PURPOSE: A randomized trial was performed in premenopausal postoperative women with ipsilateral axillary node-positive (N+) breast carcinoma and known estrogen receptor (ER) status to assess the efficacy of an Adriamycin (doxorubicin; Adria Laboratories, Columbus, OH)-based induction regimen and 5 or more years of tamoxifen (Tam). PATIENTS AND METHODS: Patients received 12 28-day cycles of cyclophosphamide 100 mg/m2 orally days 1 to 14, methotrexate 40 mg/m2 intravenously (IV) days 1 and 8, fluorouracil 600 mg/m2 IV days 1 and 8, prednisone 40 mg/m2 orally days 1 to 14, and Tam 10 mg orally twice daily (CMFPT), or the same regimen plus halotestin 10 mg orally twice daily (CMFPTH) alternating monthly with 22-day cycles of vinblastine 4.5 mg/m2 IV day 1, Adriamycin 45 mg/m2 IV day 1, thiotepa 12 mg/m2 IV day 1, halotestin, and Tam (ALTER).

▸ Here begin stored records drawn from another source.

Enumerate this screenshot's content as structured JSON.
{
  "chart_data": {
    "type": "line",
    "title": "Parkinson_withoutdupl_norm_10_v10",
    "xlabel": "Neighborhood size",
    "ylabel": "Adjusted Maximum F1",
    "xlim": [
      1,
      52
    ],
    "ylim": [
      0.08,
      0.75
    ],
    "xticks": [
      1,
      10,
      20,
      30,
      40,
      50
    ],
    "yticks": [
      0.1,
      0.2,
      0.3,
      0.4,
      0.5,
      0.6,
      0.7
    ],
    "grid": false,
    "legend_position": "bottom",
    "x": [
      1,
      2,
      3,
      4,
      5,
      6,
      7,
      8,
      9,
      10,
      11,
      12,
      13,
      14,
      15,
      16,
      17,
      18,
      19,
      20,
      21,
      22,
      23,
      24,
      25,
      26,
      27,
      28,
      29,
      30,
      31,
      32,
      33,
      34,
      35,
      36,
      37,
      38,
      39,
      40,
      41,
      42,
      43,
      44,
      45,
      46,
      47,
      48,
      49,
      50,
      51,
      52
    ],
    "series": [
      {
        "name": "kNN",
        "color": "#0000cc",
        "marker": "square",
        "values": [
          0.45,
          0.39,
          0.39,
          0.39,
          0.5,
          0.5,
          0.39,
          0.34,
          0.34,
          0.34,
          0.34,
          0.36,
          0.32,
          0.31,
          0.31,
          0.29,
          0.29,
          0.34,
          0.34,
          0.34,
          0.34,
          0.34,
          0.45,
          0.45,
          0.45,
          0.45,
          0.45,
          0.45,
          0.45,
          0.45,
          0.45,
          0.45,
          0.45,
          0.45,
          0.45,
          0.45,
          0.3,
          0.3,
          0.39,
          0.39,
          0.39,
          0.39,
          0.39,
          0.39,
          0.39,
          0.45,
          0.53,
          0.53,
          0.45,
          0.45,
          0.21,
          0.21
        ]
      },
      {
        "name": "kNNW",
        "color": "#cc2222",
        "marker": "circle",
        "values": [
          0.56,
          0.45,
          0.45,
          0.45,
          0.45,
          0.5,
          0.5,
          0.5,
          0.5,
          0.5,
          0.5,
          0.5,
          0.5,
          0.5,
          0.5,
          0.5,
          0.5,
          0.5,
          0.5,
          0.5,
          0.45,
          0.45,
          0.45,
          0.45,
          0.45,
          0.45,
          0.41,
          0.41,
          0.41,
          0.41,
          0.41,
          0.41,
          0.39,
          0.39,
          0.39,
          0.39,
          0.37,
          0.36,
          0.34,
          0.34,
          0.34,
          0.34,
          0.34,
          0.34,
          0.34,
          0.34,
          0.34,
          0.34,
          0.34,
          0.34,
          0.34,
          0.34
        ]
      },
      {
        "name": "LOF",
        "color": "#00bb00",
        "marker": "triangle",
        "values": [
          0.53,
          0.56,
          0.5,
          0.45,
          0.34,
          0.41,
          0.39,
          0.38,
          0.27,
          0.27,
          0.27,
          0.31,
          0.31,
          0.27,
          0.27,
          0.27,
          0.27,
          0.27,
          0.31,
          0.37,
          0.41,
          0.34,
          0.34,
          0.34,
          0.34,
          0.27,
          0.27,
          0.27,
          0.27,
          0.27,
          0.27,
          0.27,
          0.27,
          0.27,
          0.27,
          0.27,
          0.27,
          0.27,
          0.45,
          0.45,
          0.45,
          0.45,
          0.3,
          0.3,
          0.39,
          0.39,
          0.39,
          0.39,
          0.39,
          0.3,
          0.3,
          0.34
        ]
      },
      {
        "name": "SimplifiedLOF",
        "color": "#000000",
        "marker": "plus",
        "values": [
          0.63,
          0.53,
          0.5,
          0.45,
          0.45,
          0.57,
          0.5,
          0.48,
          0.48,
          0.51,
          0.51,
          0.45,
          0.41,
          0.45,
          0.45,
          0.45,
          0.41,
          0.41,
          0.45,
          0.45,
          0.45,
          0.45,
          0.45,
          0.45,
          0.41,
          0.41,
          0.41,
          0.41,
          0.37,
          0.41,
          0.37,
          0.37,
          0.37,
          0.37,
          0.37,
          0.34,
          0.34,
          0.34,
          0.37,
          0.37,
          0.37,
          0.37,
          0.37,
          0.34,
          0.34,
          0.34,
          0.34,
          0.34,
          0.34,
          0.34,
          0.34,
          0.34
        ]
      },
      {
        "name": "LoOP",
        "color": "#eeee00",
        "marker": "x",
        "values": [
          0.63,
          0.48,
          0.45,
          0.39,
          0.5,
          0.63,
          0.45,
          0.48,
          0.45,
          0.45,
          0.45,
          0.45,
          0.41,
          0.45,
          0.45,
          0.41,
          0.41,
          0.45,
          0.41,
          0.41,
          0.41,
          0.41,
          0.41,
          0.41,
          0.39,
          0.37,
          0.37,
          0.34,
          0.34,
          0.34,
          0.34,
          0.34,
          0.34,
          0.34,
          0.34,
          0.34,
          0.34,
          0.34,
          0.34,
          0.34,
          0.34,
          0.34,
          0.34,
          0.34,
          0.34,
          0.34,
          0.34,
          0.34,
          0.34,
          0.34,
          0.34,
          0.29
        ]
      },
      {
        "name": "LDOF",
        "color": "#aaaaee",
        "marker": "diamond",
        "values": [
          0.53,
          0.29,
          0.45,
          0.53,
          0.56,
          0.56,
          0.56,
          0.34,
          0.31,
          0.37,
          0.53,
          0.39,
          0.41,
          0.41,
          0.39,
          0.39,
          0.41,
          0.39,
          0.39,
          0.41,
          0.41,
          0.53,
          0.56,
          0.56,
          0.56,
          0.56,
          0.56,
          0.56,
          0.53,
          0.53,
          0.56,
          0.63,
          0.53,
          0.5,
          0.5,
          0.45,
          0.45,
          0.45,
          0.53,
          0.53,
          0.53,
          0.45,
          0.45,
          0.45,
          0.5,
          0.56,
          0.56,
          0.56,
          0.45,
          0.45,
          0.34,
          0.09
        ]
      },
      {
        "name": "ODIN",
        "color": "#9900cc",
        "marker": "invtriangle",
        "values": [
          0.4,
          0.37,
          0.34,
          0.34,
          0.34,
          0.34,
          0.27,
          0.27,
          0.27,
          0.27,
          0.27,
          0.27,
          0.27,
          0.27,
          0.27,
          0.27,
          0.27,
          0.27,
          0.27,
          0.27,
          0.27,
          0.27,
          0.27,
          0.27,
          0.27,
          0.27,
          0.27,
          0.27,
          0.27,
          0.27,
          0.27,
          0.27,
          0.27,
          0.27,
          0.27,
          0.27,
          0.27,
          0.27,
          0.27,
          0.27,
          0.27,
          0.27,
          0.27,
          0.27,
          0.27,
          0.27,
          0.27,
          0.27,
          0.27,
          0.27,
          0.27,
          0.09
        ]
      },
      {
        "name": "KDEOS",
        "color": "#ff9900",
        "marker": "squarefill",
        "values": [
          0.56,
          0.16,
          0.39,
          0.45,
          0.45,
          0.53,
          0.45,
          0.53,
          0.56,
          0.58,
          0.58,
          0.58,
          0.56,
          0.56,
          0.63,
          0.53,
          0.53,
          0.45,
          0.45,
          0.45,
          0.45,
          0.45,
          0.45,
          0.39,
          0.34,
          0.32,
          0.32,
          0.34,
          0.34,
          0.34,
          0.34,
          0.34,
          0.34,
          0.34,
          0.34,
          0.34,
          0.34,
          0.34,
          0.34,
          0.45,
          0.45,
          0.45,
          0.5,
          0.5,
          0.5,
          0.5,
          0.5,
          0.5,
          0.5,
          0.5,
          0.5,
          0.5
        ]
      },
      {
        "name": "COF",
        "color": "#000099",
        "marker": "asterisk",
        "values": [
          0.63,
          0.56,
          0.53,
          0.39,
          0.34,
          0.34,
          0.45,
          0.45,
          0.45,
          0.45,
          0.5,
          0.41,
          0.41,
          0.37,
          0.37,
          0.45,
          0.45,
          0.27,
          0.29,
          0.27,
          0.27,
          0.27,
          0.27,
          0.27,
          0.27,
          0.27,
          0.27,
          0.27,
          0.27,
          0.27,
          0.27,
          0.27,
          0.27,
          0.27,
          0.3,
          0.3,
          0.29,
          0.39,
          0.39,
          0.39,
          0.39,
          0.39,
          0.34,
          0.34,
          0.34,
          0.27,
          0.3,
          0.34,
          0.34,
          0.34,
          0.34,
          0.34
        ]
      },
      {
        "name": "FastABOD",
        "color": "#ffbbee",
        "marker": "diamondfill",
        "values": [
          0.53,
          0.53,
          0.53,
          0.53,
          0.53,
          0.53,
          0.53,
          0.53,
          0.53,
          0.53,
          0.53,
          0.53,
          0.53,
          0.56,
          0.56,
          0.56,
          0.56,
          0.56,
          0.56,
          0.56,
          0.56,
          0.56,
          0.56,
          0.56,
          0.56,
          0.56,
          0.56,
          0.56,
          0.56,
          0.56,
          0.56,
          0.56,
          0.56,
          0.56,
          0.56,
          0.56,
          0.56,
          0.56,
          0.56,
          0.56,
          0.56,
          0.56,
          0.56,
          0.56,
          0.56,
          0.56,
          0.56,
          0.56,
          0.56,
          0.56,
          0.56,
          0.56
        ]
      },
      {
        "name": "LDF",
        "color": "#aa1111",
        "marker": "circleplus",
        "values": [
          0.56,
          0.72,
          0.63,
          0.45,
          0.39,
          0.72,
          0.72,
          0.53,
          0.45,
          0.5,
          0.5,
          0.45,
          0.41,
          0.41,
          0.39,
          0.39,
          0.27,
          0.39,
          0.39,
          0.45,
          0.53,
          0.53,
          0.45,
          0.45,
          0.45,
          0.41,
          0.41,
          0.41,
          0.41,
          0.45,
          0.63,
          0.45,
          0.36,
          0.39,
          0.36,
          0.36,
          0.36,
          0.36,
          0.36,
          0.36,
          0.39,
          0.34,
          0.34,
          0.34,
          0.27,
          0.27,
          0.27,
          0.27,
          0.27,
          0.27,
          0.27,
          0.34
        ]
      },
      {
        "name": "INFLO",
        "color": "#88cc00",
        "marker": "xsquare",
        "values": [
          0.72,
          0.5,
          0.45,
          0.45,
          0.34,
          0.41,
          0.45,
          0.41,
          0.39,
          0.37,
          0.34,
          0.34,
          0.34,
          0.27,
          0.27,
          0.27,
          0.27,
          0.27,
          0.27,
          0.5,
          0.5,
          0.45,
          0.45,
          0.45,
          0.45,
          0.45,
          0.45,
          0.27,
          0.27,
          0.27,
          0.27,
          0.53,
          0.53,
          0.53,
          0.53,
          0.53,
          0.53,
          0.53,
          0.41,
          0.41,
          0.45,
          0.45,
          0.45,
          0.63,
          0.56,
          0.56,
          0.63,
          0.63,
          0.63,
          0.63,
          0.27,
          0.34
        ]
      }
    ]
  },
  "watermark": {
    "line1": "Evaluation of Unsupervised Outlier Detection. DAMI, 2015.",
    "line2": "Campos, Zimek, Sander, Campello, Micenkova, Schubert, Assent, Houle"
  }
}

Prednisone in the ALTER regimen was stopped after the second CMFPTH cycle. After 12 cycles, patients were again randomized to stop or continue Tam. After 5 years, patients on Tam were again randomized to continue or stop Tam; the results from this randomization are still coded. Among 533 analyzed induction cases, 263 received CMFPT and 270 ALTER. Among 396 analyzed maintenance cases, 201 continued Tam and 195 were observed. Pretreatment characteristics were balanced among treatments. The median follow-up times are 5.1 years for induction and 4.1 years for maintenance. RESULTS: The time to relapse (TTR) was superior for the ALTER regimen (P = .04) and for the maintenance Tam (P = .05). Overall survival comparisons between the regimens are not statistically different. A longer TTR was associated with decreasing nodal involvement, ER+ status, and increasing age. The favorable effects of decreasing nodal involvement and ER+ status carried over to survival; a progesterone receptor-positive (PgR+) status and decreasing tumor size were also associated with longer survival. Development of amenorrhea was associated with improved TTR and survival. Toxicity was similar for the two induction regimens and for the two maintenance regimens. Overall relapse patterns were similar among the induction regimens, but continuing Tam led to fewer locoregional relapses. CONCLUSION: The results suggest significant overall TTR therapeutic benefits of an Adriamycin-containing alternating induction regimen and of continuing maintenance Tam therapy for at least 5 years.